Samford Family Law are able to help you with considering all of the legal aspects of your succession planning (also known as estate planning) to help protect your family’s future, ensure your wishes are set out, and reduce the stress and hassle for your loved ones.

We help you think about all of the necessary factors, so that you are in the best position to make a valid and legally binding Will, Enduring Power of Attorney or Advance Health Directive.

In our years of experience and work with grieving and stressed families, we cannot stress enough that drafting a Will and planning for illness and incapacity is a gift that you give to your loved ones.


Frequently Asked Questions:

What is Succession Planning?

Succession planning is an important part of protecting your family’s future. Careful planning can reduce stress and hardship for your loved ones when you pass away. Succession planning involves considering all of the aspects of the various sucession planning documents, as well as:

  • Considering if you have a business or Trust: does the constitution or Trust Deed appropriately deal with any officeholdings you have and who you want to take over in the event you pass away.
  • Considering a superannuation nomination.
  • Considering your financial position and plans (noting that we can’t give this advice, but can provide referrals to financial planners if you need this).

What is the process for doing a Will or other succession planning document?

Our aim is to ensure that making your Will is a simple and stress-free process.

Generally, we will meet face-to-face or have an online appointment to discuss what you want to achieve. We will discuss the terms with you and answer any questions that you may have.

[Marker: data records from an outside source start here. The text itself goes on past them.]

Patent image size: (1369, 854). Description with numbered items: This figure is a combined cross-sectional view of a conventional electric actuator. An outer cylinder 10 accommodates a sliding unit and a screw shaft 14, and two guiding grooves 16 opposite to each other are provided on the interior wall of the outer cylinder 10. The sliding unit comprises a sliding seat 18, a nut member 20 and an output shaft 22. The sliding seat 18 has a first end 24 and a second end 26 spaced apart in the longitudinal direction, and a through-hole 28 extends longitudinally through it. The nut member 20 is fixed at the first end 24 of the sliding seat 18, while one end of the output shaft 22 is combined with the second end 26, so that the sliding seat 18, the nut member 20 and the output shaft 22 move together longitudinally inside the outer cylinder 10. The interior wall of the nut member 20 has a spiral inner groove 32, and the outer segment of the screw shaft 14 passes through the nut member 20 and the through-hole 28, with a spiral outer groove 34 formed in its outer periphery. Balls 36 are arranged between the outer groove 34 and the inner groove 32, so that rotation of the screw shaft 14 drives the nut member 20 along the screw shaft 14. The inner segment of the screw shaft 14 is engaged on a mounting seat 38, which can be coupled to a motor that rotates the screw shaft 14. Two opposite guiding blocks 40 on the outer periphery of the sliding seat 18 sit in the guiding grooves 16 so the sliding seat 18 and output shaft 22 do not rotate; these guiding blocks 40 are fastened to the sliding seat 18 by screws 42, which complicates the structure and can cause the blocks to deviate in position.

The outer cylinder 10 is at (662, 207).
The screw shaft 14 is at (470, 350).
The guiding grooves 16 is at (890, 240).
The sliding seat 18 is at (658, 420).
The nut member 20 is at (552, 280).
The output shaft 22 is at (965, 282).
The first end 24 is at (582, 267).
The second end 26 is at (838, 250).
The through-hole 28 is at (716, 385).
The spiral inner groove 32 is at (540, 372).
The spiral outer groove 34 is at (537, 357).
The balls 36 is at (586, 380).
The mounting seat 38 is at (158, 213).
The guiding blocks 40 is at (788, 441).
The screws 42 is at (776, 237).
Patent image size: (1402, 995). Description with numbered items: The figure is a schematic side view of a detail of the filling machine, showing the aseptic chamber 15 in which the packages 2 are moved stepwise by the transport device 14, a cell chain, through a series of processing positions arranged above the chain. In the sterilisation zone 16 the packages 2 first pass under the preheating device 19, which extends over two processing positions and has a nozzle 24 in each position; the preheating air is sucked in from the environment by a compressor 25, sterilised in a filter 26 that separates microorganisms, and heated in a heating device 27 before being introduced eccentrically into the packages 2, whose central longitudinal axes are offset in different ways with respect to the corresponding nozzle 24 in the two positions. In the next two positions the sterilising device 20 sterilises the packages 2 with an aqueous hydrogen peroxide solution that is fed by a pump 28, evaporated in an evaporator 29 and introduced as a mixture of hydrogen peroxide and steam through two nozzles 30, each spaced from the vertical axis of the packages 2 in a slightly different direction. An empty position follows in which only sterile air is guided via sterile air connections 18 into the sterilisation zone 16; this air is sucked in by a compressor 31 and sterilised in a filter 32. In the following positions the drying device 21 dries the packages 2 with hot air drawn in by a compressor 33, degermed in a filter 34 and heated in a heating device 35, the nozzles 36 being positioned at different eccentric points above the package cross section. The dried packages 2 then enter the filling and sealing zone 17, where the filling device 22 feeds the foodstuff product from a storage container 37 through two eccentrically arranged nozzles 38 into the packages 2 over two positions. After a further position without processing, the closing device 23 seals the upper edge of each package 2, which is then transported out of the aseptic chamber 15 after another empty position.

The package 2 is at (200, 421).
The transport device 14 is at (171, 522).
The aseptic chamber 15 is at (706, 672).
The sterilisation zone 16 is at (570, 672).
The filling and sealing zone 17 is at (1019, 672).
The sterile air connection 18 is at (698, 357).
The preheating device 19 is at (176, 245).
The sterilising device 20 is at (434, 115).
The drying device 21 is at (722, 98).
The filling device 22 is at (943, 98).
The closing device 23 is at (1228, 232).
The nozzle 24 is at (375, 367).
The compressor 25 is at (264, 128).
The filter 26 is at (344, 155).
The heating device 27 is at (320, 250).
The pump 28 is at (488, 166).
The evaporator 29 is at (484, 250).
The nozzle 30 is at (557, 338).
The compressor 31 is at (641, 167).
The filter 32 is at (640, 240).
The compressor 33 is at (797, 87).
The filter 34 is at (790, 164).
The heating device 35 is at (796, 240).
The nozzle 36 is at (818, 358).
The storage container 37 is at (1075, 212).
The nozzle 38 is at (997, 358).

From there, we will then prepare your Will, and provide you with a draft for your review. Once you are satisfied with your Will, we will meet in person and sign the document.

What is a Will?

A Will is a legal document that sets out:

  • Who will look after the administration of your estate after you pass away.
  • Any particular funeral arrangements you would like.
  • How your property is distributed after you pass away.
  • If you have children under the age of 18 when you pass away, who will be their guardians.

Why should I make a Will?

If you pass away without a Will:

  • Your Estate may not be distributed according to your wishes. Without a Will, how your Estate is distributed is dictated by legislation.
  • You won’t have appointed an executor. This means a family member or friend may need to apply to the Court to be allowed to administer your estate, or the Public Trustee may step in and charge fees for doing so, leaving less property for your loved ones. It also means that the person looking after your Estate may not be the person you would have wanted to look after it.

Drafting a Will is a simple process that does not take very much time at all. We pride ourselves on helping make the process easy, smooth and still ensuring that you’ve considered all required aspects.

What is an Enduring Power of Attorney?

An Enduring Power of Attorney is a document that sets out:

  • Who you appoint to make decisions on your behalf while you are alive.
  • Whether your attorney has power to make financial decisions.
  • Whether your attorney has power to make personal or health decisions
  • Allows you to give views/wishes or instructions to your attorney. However these sections are optional, so you don’t need to include these things unless you have particular views/wishes or instructions.
  • If you want your attorney to notify someone or multiple people when exercising their powers, who they are to notify, about what, and in what circumstances.

Do I need an Enduring Power of Attorney?

An Enduring Power of Attorney ensures that the person you want to be making the decisions has the power to do so, should you become incapable of making those decisions for yourself.

If you do not have an Enduring Power of Attorney, your friends or family may need to make an application to QCAT to get the power to make personal or financial decisions for you.

What is an Advance Health Directive?

An Advance Health Directive is a document that:

  • Comes into effect in specific circumstances that can broadly be described as when you are nearing or at the end of your life (e.g. end stages of cancer).
  • Allows you to give legal directions to your doctor about your healthcare in circumstances when you may be unable to give these directions yourself.
  • Most notably, the Advance Health Directive allows you to nominate whether or not you would like to receive life-sustaining treatment in certain circumstances.

You may have heard of a ‘do-not-resuscitate’ or a ‘DNR’ – the Advance Health Directive is the Queensland version of this document.

Do I need an Advance Health Directive?

The purpose of an Advance Health Directive is to decide in advance about health treatment to ensure that the right decision for you is made. If you have particular views or wishes about what health treatment you do or do not want, then you should consider creating an Advance Health Directive.

It is often a document of great support to your loved ones, as they can be sure about what you wanted to happen when you are unable to communicate this yourself.